January 6, 2012 at 11:33 am
SQL Kiwi (1/6/2012)
reinpost (1/6/2012)
Just a trivial remark: right at the start it saysAPPLY is named after the process of applying a set of input rows to a table-valued function.
Surely you mean to say applying a table-valued function to a set of input rows.
I think it makes sense either way! ๐
So do I, but mathematicians and programmers tend to say that functions are applied to things. In fact this new operator was probably named after Lisp's 'apply' , which does the same thing.
January 6, 2012 at 12:11 pm
reinpost (1/6/2012)
SQL Kiwi (1/6/2012)
reinpost (1/6/2012)
Just a trivial remark: right at the start it saysAPPLY is named after the process of applying a set of input rows to a table-valued function.
Surely you mean to say applying a table-valued function to a set of input rows.
I think it makes sense either way! ๐
So do I, but mathematicians and programmers tend to say that functions are applied to things. In fact this new operator was probably named after Lisp's 'apply' , which does the same thing.

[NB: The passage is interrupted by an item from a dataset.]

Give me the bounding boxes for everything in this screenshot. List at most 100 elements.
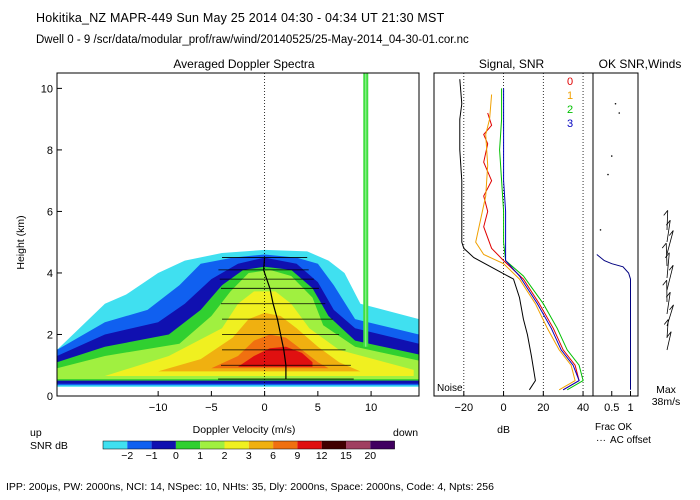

Even though it is irrelevant... I'll agree that the proper is that the function applies to the rows. I thought about it like a car and paint. When you apply the paint to the car, the properties of the paint do not change the car does. So in this case the function does not change at all, it is applied to the rows of which the properties have changed.
Now that I said that... Who cares, it still accomplishes the same thing ๐
Jared
CE - Microsoft
January 6, 2012 at 4:52 pm
A word of caution
I took the tip about SCHEMABINDING and the optimizer's expanding iTVFs and converted a Multi-statement UDF (referred to from here on as the TF) that splits up to 12MB of delimited data using a Numbers table. Perhaps this is SS2005EE-specific and later versions are smarter, but...
BAD MOVE!
I have this (inherited) snippet from an SP that uses CROSS APPLY in the FROM clause and has a WHERE clause that contains DBA.dbo.udf_Split(), which is the TF I converted to an iTVF. The SP happens to be the most important SP in the system - the one that gets a User's permissions to do anything. It runs in under 1 second for over 500 Users using the original TF. However, it takes 15+ minutes to run the same SP using the iTVF for a single User, I consider this a very bad move and will pull the plug on changing this TF to an iTVF:-D
FROM dbo.t_user_ref ur
CROSS APPLY dbo.fn_GetPermissionByUser(user_id) AS p
WHERE GETDATE() BETWEEN eff_date AND term_date
AND ( @CompanyID IS NULL
OR ( @CompanyID IS NOT NULL
AND @CompanyID > 0
AND company_id = @CompanyID
)
)
AND ( @SiteIDs IS NULL
OR ( @SiteIDs IS NOT NULL
AND EXISTS ( SELECT 1
FROM DBA.dbo.udf_Split( @SiteIDs + ', ',',')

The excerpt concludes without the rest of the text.